Our view is that zero-shot prompting should always be combined with input validation and output filtering. While it can be valuable for prototyping and exploration, moving to few-shot prompting or fine-tuning with careful guardrails is a more robust approach for production systems. The current placement in Hold reflects our concern about organisations rushing to deploy unsafe prompt patterns rather than taking the time to implement proper controls.
Chain of thought (CoT)
Chain of Thought (CoT) has moved to our Hold ring. While CoT was a genuinely useful technique when it emerged, recent research from Wharton’s Generative AI Labs demonstrates diminishing returns: gains are rarely worth the time cost, and for reasoning models such as o1 and o3, CoT prompting can actually decrease performance since step-by-step reasoning is already internalised at the architecture level.
For non-reasoning models, CoT still shows modest benefits on mathematical and symbolic reasoning tasks. However, these are precisely the domains where better alternatives are emerging. Dedicated reasoning models handle these tasks natively, while neurosymbolic architectures offer more reliable solutions by coupling LLMs with explicit symbolic reasoning engines rather than prompting models to simulate reasoning. CoT’s remaining niche is being squeezed from both directions.

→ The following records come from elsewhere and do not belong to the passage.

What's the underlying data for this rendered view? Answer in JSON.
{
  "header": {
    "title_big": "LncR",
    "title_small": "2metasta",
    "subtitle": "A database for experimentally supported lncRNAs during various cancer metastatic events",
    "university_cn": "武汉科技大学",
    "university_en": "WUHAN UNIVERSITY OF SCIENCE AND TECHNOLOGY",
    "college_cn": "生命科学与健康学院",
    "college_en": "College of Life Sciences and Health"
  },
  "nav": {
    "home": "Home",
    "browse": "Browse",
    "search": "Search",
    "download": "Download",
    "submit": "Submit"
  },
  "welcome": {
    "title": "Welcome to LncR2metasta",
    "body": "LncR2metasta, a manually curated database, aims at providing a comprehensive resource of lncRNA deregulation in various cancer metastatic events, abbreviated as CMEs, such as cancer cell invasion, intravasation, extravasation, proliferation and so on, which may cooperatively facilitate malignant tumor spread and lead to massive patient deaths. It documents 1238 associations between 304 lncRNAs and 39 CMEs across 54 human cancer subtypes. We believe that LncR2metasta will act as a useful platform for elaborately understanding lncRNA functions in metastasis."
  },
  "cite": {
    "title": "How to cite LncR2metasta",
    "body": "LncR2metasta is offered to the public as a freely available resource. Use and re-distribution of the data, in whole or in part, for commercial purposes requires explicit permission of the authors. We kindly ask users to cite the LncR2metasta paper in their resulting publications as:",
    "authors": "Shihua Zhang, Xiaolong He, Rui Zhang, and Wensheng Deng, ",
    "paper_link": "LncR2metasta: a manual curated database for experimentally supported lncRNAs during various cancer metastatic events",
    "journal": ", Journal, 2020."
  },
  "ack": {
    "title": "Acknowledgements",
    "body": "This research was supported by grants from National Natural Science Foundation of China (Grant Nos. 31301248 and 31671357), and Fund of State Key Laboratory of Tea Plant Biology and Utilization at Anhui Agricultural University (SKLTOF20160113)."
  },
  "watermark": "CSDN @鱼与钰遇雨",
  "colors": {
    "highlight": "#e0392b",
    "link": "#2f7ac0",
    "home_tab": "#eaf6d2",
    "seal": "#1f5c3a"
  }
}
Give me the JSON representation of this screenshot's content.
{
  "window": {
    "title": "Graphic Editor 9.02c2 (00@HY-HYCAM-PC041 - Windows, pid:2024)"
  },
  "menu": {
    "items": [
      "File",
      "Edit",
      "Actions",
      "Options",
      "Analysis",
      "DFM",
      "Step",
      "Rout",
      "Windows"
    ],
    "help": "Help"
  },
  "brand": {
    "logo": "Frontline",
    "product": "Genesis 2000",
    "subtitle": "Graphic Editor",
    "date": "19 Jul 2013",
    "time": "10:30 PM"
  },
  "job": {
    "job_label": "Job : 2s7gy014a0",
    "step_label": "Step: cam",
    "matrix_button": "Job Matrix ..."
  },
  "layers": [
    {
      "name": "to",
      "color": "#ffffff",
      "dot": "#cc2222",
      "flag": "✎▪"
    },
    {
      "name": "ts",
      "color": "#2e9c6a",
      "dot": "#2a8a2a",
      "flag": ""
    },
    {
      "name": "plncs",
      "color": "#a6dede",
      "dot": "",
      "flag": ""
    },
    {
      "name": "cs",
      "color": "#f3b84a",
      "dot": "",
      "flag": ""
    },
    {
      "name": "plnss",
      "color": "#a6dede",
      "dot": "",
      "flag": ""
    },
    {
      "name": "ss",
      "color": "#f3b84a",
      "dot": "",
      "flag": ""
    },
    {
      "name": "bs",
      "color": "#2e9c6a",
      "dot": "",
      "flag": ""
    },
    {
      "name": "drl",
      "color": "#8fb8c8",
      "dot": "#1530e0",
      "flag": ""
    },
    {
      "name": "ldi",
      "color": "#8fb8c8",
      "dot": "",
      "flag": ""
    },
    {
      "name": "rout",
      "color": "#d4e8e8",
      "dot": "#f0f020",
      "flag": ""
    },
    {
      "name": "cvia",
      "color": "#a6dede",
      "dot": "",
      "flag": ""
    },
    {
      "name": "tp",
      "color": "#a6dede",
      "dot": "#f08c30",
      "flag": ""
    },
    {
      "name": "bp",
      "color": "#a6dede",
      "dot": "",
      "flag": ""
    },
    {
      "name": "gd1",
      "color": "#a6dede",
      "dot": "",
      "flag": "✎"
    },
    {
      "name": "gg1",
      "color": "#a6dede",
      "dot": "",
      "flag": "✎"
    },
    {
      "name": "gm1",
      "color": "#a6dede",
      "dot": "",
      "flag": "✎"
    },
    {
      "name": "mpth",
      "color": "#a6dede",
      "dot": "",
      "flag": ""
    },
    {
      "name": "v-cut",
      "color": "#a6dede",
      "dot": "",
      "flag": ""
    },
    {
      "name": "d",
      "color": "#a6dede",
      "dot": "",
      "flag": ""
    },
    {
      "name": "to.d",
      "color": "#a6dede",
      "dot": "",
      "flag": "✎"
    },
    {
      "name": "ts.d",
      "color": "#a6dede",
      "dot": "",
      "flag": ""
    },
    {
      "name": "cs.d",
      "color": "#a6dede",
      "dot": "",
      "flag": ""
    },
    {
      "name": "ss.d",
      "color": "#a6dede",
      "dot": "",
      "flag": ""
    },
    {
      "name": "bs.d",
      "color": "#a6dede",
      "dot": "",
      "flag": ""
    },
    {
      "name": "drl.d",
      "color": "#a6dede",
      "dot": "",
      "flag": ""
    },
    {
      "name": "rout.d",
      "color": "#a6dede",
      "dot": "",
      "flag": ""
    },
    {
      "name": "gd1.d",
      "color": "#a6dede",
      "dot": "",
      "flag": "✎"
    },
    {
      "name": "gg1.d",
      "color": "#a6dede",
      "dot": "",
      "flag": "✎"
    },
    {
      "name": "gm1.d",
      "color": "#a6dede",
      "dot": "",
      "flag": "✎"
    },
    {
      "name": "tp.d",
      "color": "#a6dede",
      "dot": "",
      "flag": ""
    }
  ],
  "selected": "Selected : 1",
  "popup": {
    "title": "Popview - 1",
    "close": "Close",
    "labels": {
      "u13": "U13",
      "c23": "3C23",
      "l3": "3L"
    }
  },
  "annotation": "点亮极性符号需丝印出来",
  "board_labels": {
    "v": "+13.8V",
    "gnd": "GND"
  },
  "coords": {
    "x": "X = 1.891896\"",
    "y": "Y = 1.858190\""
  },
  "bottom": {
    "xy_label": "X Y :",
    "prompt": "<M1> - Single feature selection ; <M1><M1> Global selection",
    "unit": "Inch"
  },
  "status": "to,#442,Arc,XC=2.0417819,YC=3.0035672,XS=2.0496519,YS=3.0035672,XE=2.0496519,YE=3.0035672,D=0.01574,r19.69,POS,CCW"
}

The frontier of prompt engineering has moved beyond eliciting reasoning to structuring problems effectively. Frameworks such as the 5 Whys and inversion (“what would guarantee failure?”) now offer more value than CoT prompting. Resources such as taches-cc-resources catalogue these evolved approaches, focusing on problem framing and workflow orchestration rather than reasoning elicitation.

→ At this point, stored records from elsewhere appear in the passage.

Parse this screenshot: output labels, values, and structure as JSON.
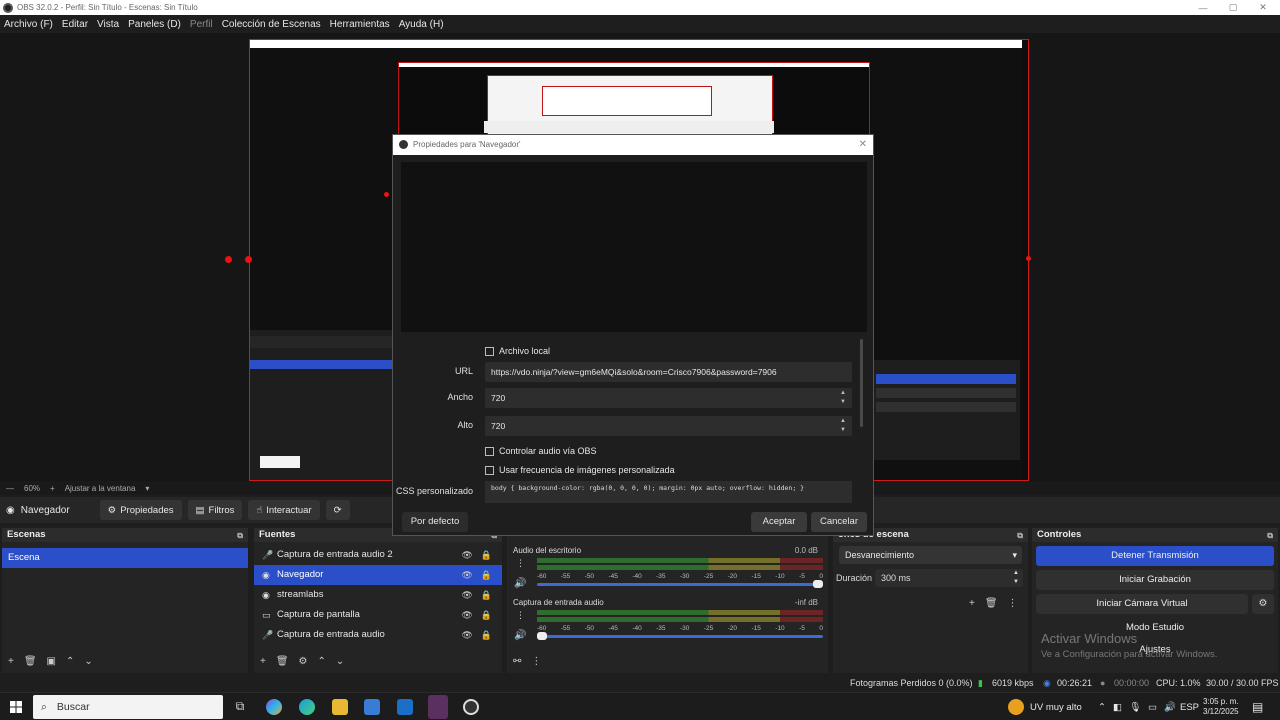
{
  "window": {
    "title": "OBS 32.0.2 - Perfil: Sin Título - Escenas: Sin Título"
  },
  "menu": [
    "Archivo (F)",
    "Editar",
    "Vista",
    "Paneles (D)",
    "Perfil",
    "Colección de Escenas",
    "Herramientas",
    "Ayuda (H)"
  ],
  "zoom": {
    "value": "60%",
    "fit": "Ajustar a la ventana"
  },
  "source_toolbar": {
    "source": "Navegador",
    "properties": "Propiedades",
    "filters": "Filtros",
    "interact": "Interactuar"
  },
  "scenes": {
    "title": "Escenas",
    "items": [
      "Escena"
    ]
  },
  "sources": {
    "title": "Fuentes",
    "items": [
      "Captura de entrada audio 2",
      "Navegador",
      "streamlabs",
      "Captura de pantalla",
      "Captura de entrada audio"
    ]
  },
  "mixer": {
    "tracks": [
      {
        "name": "Audio del escritorio",
        "db": "0.0 dB"
      },
      {
        "name": "Captura de entrada audio",
        "db": "-inf dB"
      }
    ],
    "ticks": [
      "-60",
      "-55",
      "-50",
      "-45",
      "-40",
      "-35",
      "-30",
      "-25",
      "-20",
      "-15",
      "-10",
      "-5",
      "0"
    ]
  },
  "transitions": {
    "title": "ones de escena",
    "type": "Desvanecimiento",
    "duration_label": "Duración",
    "duration_value": "300 ms"
  },
  "controls": {
    "title": "Controles",
    "stop_stream": "Detener Transmisión",
    "start_record": "Iniciar Grabación",
    "virtual_cam": "Iniciar Cámara Virtual",
    "studio": "Modo Estudio",
    "settings": "Ajustes"
  },
  "status": {
    "dropped": "Fotogramas Perdidos 0 (0.0%)",
    "kbps": "6019 kbps",
    "live_time": "00:26:21",
    "rec_time": "00:00:00",
    "cpu": "CPU: 1.0%",
    "fps": "30.00 / 30.00 FPS"
  },
  "activate": {
    "title": "Activar Windows",
    "sub": "Ve a Configuración para activar Windows."
  },
  "dialog": {
    "title": "Propiedades para 'Navegador'",
    "local_file": "Archivo local",
    "url_label": "URL",
    "url_value": "https://vdo.ninja/?view=gm6eMQi&solo&room=Crisco7906&password=7906",
    "width_label": "Ancho",
    "width_value": "720",
    "height_label": "Alto",
    "height_value": "720",
    "audio_obs": "Controlar audio vía OBS",
    "custom_fps": "Usar frecuencia de imágenes personalizada",
    "css_label": "CSS personalizado",
    "css_value": "body { background-color: rgba(0, 0, 0, 0); margin: 0px auto; overflow: hidden; }",
    "defaults": "Por defecto",
    "ok": "Aceptar",
    "cancel": "Cancelar"
  },
  "taskbar": {
    "search": "Buscar",
    "weather": "UV muy alto",
    "lang": "ESP",
    "time": "3:05 p. m.",
    "date": "3/12/2025"
  },
  "colors": {
    "accent": "#2a4fc9",
    "selection_red": "#d01a1a"
  }
}
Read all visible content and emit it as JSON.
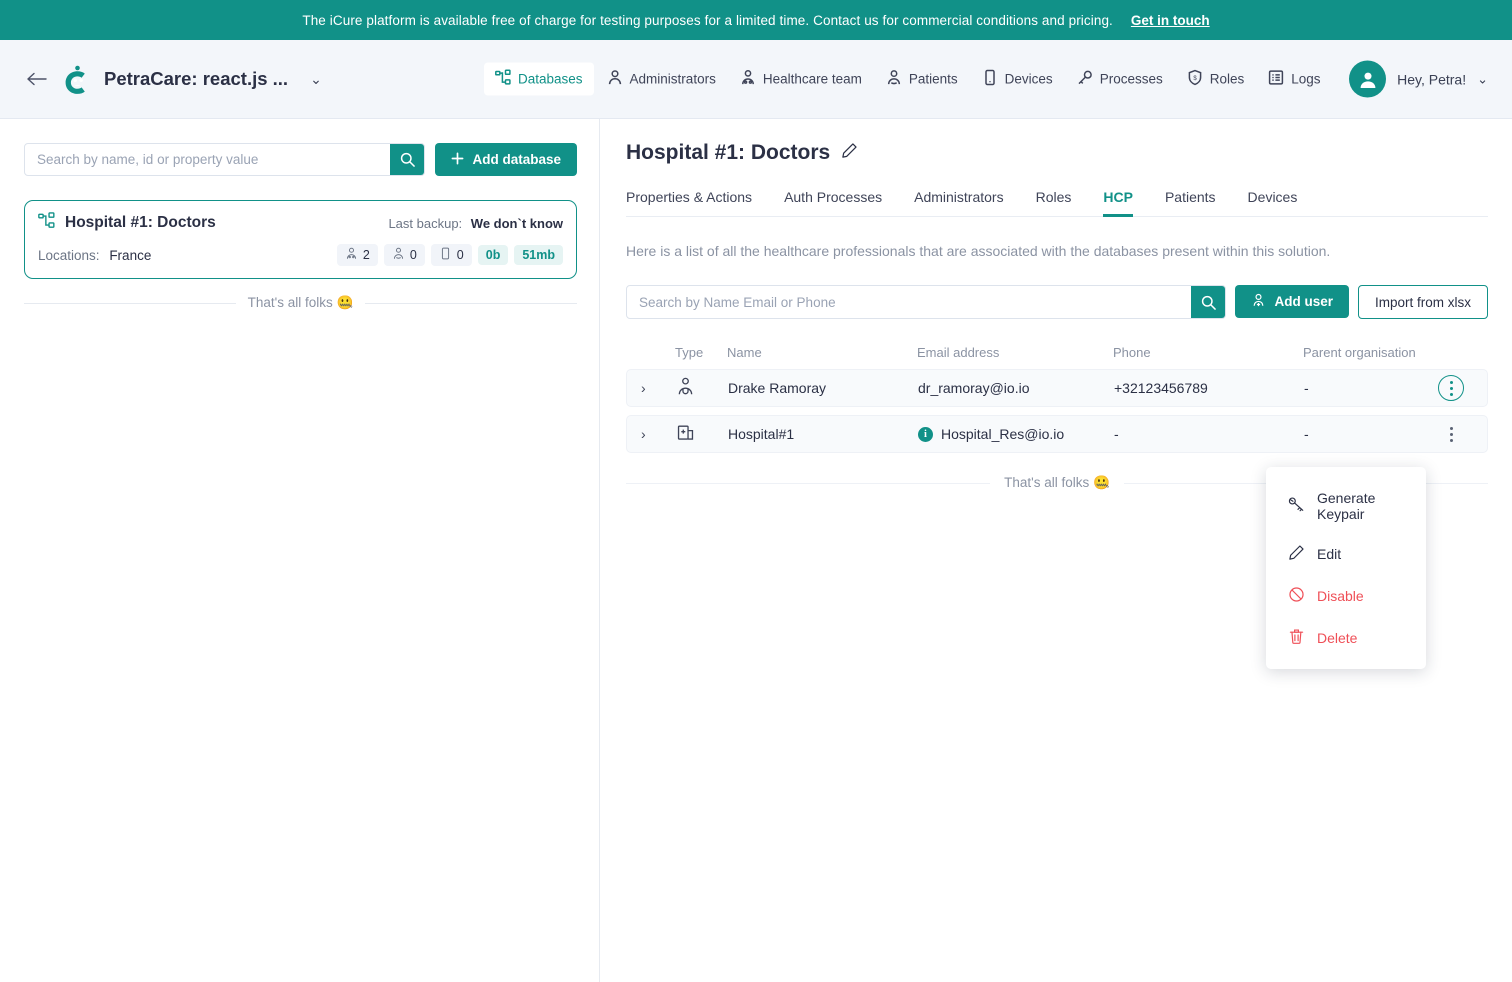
{
  "banner": {
    "text": "The iCure platform is available free of charge for testing purposes for a limited time. Contact us for commercial conditions and pricing.",
    "link_label": "Get in touch",
    "bg_color": "#119188"
  },
  "header": {
    "back_label": "←",
    "brand_title": "PetraCare: react.js ...",
    "brand_caret": "⌄",
    "nav": [
      {
        "label": "Databases",
        "icon": "databases-icon",
        "active": true
      },
      {
        "label": "Administrators",
        "icon": "administrators-icon",
        "active": false
      },
      {
        "label": "Healthcare team",
        "icon": "healthcare-team-icon",
        "active": false
      },
      {
        "label": "Patients",
        "icon": "patients-icon",
        "active": false
      },
      {
        "label": "Devices",
        "icon": "devices-icon",
        "active": false
      },
      {
        "label": "Processes",
        "icon": "processes-icon",
        "active": false
      },
      {
        "label": "Roles",
        "icon": "roles-icon",
        "active": false
      },
      {
        "label": "Logs",
        "icon": "logs-icon",
        "active": false
      }
    ],
    "user": {
      "greeting": "Hey, Petra!",
      "caret": "⌄",
      "avatar_icon": "user-avatar-icon"
    }
  },
  "sidebar": {
    "search": {
      "placeholder": "Search by name, id or property value",
      "value": ""
    },
    "add_database_label": "Add database",
    "database_card": {
      "name": "Hospital #1: Doctors",
      "backup_label": "Last backup:",
      "backup_value": "We don`t know",
      "locations_label": "Locations:",
      "locations_value": "France",
      "badges": [
        {
          "icon": "hcp-icon",
          "value": "2",
          "style": "grey"
        },
        {
          "icon": "patients-icon",
          "value": "0",
          "style": "grey"
        },
        {
          "icon": "device-icon",
          "value": "0",
          "style": "grey"
        },
        {
          "icon": "",
          "value": "0b",
          "style": "teal"
        },
        {
          "icon": "",
          "value": "51mb",
          "style": "teal"
        }
      ]
    },
    "end_of_list": "That's all folks 🤐"
  },
  "main": {
    "title": "Hospital #1: Doctors",
    "edit_icon": "pencil-icon",
    "tabs": [
      {
        "label": "Properties & Actions",
        "active": false
      },
      {
        "label": "Auth Processes",
        "active": false
      },
      {
        "label": "Administrators",
        "active": false
      },
      {
        "label": "Roles",
        "active": false
      },
      {
        "label": "HCP",
        "active": true
      },
      {
        "label": "Patients",
        "active": false
      },
      {
        "label": "Devices",
        "active": false
      }
    ],
    "description": "Here is a list of all the healthcare professionals that are associated with the databases present within this solution.",
    "search": {
      "placeholder": "Search by Name Email or Phone",
      "value": ""
    },
    "add_user_label": "Add user",
    "import_label": "Import from xlsx",
    "table": {
      "columns": [
        "Type",
        "Name",
        "Email address",
        "Phone",
        "Parent organisation"
      ],
      "rows": [
        {
          "expander": "›",
          "type_icon": "doctor-icon",
          "name": "Drake Ramoray",
          "email": "dr_ramoray@io.io",
          "email_badge": false,
          "phone": "+32123456789",
          "parent": "-",
          "menu_open": true
        },
        {
          "expander": "›",
          "type_icon": "hospital-icon",
          "name": "Hospital#1",
          "email": "Hospital_Res@io.io",
          "email_badge": true,
          "phone": "-",
          "parent": "-",
          "menu_open": false
        }
      ]
    },
    "end_of_list": "That's all folks 🤐"
  },
  "context_menu": {
    "items": [
      {
        "label": "Generate Keypair",
        "icon": "keypair-icon",
        "danger": false
      },
      {
        "label": "Edit",
        "icon": "pencil-icon",
        "danger": false
      },
      {
        "label": "Disable",
        "icon": "disable-icon",
        "danger": true
      },
      {
        "label": "Delete",
        "icon": "trash-icon",
        "danger": true
      }
    ]
  },
  "colors": {
    "accent": "#119188",
    "danger": "#ef4f57",
    "header_bg": "#f3f6fa",
    "text": "#2b3045",
    "muted": "#8b93a3"
  }
}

We’re not suggesting that step-by-step reasoning is unimportant; quite the opposite. It’s now so fundamental that it’s handled by the models and architectures rather than the prompts.
See also: Neurosymbolic AI
AI pull request review
AI’s code review capabilities have improved substantially. Developers who are accomplished at multi-turn conversations with AI can now get valuable feedback across the full spectrum: from syntax issues and style violations through architectural patterns to subtle runtime concerns such as race conditions. The days of AI only catching surface-level issues are behind us.
Yet we’ve kept AI Pull Request Review in Hold, and the reason is organisational rather than technical. PR review isn’t just about finding errors; it’s a vital knowledge-sharing mechanism where senior developers mentor juniors and the team maintains situational awareness of how the codebase is evolving. Teams who delegate review to AI often see a decline in collective code ownership and shared understanding.
The deeper question is how teams remain informed as AI handles more of the development workflow. Pull requests remain an excellent forum for this, perhaps more important than ever. We recommend using AI as a first-pass reviewer to catch issues before human review, but preserving the human review step as a deliberate practice for team alignment and knowledge transfer.